Global commerce has been redefined by the proliferation of the digital economy. E-commerce giants in Southeast Asia such as Lazada, Grab and Shopee have created a new economy as data becomes more crucial to the success of businesses. Data is becoming the way for companies to know and understand their customers’ preferences and behaviours. Along with a dramatic increase in internet users in Southeast Asia, the region is an exciting demonstration of digital growth. In the latest iteration of an annual report by Google and Temasek, the companies revised their prediction of the internet economy’s size in 2025 from $200 billion to $240 billion.
For companies in the region, it is an important time to get involved in the digital revolution changing how businesses operate and interact with customers. As the data universe explodes in size to over 44 trillion gigabytes and traditional industries continue to be disrupted by digitalization, it’s no surprise that data collaboration has become the hottest innovation trend for 2020. After all, the data opportunity is so ripe. IDC estimates that less than 0.5% of all data collected is actually analyzed and used. Customers only spend a fraction of their time, attention and money with individual companies, and there is vast amounts of data sitting with external parties that can build an accurate picture of the customer. Data sharing and commercialisation are powerful processes that can unlock insights about customers, and drive the development of new products and services.
In the last few years, the public and private sectors in Singapore have decided to improve data governance practices and develop the capability to share data internally and externally. For these organisations, the data governance process begins with:
- Assessing the available data within an organisation
- Estimating the value of the data
- Ensuring data quality
- Confirming baseline metadata are encapsulated within datasets
- Ongoing data ownership and stewardship
- Authorisation management to determine the scope of data sharing, and any associated constraints and obligations.
Once the data governance framework is in place, organisations can then turn their attention to ensuring that this data is accessible throughout the organisation, instead of being locked away in siloed departments. Many companies store their data separately in various operational application databases including web analytics, marketing and sales, customer service, and finance.
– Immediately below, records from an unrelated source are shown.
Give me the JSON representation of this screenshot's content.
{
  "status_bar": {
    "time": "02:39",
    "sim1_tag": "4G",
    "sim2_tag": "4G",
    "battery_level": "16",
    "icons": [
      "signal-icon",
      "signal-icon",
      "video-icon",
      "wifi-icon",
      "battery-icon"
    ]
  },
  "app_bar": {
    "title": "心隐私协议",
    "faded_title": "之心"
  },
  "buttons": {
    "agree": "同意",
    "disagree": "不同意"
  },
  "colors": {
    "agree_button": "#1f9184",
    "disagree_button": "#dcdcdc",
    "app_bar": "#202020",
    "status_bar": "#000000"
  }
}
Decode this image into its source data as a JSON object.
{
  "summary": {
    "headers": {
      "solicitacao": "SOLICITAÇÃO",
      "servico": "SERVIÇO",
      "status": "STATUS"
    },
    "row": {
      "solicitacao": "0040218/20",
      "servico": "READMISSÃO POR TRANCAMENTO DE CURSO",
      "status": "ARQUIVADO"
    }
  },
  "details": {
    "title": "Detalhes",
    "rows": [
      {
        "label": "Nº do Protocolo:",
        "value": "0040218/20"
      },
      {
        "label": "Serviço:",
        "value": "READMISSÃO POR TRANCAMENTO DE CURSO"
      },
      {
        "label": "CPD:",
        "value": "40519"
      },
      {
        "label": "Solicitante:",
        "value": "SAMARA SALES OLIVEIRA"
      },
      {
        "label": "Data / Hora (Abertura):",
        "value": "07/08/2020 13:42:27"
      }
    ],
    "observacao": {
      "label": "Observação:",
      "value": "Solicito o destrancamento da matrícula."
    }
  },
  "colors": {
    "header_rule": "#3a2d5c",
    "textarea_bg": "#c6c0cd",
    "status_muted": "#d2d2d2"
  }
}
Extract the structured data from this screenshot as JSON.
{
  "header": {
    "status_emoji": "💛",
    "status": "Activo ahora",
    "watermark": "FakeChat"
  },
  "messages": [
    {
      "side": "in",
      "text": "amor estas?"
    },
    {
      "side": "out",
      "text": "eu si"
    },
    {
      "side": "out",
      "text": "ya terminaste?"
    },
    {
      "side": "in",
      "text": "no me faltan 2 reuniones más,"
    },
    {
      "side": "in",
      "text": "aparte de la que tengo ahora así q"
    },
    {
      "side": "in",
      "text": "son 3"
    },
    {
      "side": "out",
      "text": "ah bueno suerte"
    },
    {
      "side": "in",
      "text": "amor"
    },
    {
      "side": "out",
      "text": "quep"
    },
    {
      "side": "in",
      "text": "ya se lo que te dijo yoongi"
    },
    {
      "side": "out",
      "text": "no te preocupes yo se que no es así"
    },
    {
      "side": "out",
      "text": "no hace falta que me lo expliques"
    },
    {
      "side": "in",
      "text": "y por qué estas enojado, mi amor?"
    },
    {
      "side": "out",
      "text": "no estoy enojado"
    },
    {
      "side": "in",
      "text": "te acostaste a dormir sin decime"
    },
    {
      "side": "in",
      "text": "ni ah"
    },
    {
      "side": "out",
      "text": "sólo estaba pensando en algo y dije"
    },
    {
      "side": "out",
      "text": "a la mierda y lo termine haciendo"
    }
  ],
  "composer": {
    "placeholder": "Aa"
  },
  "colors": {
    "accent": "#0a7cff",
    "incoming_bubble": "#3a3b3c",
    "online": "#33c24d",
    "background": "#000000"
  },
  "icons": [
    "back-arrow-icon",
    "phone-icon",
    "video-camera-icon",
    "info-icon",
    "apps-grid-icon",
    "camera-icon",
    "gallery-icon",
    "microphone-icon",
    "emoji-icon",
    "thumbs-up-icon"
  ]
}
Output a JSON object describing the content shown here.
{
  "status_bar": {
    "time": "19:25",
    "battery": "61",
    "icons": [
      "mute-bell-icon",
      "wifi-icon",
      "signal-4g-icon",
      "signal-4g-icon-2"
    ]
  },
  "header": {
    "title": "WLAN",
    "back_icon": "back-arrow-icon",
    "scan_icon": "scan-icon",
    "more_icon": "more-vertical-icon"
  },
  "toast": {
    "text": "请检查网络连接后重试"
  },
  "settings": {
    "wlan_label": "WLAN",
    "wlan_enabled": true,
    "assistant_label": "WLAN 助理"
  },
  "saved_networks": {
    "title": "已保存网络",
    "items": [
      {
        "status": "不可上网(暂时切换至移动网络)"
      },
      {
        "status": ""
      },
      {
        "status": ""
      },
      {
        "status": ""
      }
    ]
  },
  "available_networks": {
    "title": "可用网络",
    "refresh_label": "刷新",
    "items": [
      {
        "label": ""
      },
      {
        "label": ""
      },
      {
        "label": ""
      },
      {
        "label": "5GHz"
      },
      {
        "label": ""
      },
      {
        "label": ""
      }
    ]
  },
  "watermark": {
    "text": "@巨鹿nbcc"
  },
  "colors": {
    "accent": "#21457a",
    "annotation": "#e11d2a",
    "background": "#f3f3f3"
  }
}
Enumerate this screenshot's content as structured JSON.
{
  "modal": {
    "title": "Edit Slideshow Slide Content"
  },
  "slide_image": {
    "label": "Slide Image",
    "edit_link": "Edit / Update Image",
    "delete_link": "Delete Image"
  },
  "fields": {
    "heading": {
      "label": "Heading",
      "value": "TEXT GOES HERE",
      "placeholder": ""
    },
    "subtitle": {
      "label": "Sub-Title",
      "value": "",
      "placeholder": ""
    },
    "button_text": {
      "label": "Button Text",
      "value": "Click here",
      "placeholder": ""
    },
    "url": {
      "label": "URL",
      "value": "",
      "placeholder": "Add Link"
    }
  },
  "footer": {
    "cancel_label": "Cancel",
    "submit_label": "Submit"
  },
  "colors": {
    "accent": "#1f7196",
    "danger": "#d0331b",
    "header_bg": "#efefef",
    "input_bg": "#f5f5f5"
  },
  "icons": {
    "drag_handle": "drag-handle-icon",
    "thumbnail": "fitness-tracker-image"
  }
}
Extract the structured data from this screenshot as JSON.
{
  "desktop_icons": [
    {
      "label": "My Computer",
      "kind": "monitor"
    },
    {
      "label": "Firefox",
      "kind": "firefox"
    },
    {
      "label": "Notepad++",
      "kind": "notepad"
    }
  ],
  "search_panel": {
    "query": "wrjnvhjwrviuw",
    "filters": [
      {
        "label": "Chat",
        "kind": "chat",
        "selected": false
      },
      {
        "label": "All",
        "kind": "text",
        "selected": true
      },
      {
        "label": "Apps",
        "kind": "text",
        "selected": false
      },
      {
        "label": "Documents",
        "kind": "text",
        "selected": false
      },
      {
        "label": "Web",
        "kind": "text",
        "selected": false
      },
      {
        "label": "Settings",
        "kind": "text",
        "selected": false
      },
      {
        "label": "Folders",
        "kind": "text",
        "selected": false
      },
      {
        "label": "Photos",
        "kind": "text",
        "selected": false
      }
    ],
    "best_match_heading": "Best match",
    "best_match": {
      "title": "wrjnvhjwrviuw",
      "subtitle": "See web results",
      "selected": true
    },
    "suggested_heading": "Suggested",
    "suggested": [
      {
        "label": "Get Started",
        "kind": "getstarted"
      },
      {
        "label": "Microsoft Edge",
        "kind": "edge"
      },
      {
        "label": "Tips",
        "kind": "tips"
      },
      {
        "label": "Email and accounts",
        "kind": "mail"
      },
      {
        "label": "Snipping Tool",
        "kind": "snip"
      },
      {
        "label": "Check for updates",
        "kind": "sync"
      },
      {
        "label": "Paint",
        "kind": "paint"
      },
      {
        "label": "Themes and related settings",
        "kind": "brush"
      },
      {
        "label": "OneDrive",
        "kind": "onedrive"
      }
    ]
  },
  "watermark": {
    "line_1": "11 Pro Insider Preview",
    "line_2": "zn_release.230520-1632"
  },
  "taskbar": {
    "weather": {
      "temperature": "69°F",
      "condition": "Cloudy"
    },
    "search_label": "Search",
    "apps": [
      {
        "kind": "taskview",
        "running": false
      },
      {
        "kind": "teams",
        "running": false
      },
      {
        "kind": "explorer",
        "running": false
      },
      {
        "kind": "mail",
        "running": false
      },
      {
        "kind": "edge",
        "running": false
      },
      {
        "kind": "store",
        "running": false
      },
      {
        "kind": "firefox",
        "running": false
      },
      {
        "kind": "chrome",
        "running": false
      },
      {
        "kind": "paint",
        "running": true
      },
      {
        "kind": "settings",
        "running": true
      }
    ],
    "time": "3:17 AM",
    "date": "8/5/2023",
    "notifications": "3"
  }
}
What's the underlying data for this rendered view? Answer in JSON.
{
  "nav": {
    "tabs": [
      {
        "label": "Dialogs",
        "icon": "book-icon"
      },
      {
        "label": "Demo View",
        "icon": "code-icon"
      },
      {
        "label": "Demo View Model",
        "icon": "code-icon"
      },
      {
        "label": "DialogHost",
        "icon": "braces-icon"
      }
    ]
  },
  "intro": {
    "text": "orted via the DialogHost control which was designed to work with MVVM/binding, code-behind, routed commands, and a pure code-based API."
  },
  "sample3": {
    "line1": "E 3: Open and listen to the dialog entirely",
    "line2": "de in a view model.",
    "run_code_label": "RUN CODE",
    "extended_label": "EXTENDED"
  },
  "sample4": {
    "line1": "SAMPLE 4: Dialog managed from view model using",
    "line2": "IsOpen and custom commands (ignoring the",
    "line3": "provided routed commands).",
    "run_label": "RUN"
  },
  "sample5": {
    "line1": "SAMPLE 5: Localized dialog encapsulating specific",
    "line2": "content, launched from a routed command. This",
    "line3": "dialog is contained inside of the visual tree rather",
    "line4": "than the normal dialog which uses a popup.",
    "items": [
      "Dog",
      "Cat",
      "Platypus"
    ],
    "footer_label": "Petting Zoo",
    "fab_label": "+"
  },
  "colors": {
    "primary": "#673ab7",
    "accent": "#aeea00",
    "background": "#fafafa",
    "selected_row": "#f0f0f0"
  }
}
This makes it difficult to get a complete picture of operations and lowers the value of organisational information when it can’t flow between functions. Utilising specifically designed data discovery and governance solutions can significantly improve the ability to access data on a permitted use basis, ensuring security, privacy and trust for all interactions with data across a business. From here, companies can look towards external data exchange, the next step on the data economy journey.
Data exchange projects can range from data enrichment, pooling between organisations within an industry and sharing between two or more partners. Used correctly, external data sharing can increase the accuracy of marketing and communications activities to particular audiences, as well as return on investment (ROI). More importantly, it allows organisations to allocate resources and deliver services more effectively based on real-time data. With the right processes, governance and technology, the potential for data collaboration is really limitless.
Commercialisation, one of the more advanced stages of data collaboration maturity, is the sharing of data that offers a buyer valuable business intelligence or other advantages in exchange for payment. Until fairly recently, data was largely seen as an indirect resource for most organisations to better design and market its revenue-generating core goods and services. As a result, organisations are missing out on the revenue that data could create as the data economy flourishes. Secure data exchange infrastructure changes this equation by empowering organisations to make their data more liquid, expanding its role from a resource for strategic decision-making to an asset that generates revenue on its own.
For companies in Southeast Asia that are seriously considering exchanging data with another organisation or just want to ensure that internal teams are prepared for the emerging data economy, it’s a good idea to have a comprehensive data governance strategy in place that ensures customer privacy and data security. Once the foundations for data collaboration are in place, new insights and revenue from data can have transformative effects for businesses. The companies that remain on the sidelines may not be able to catch up later.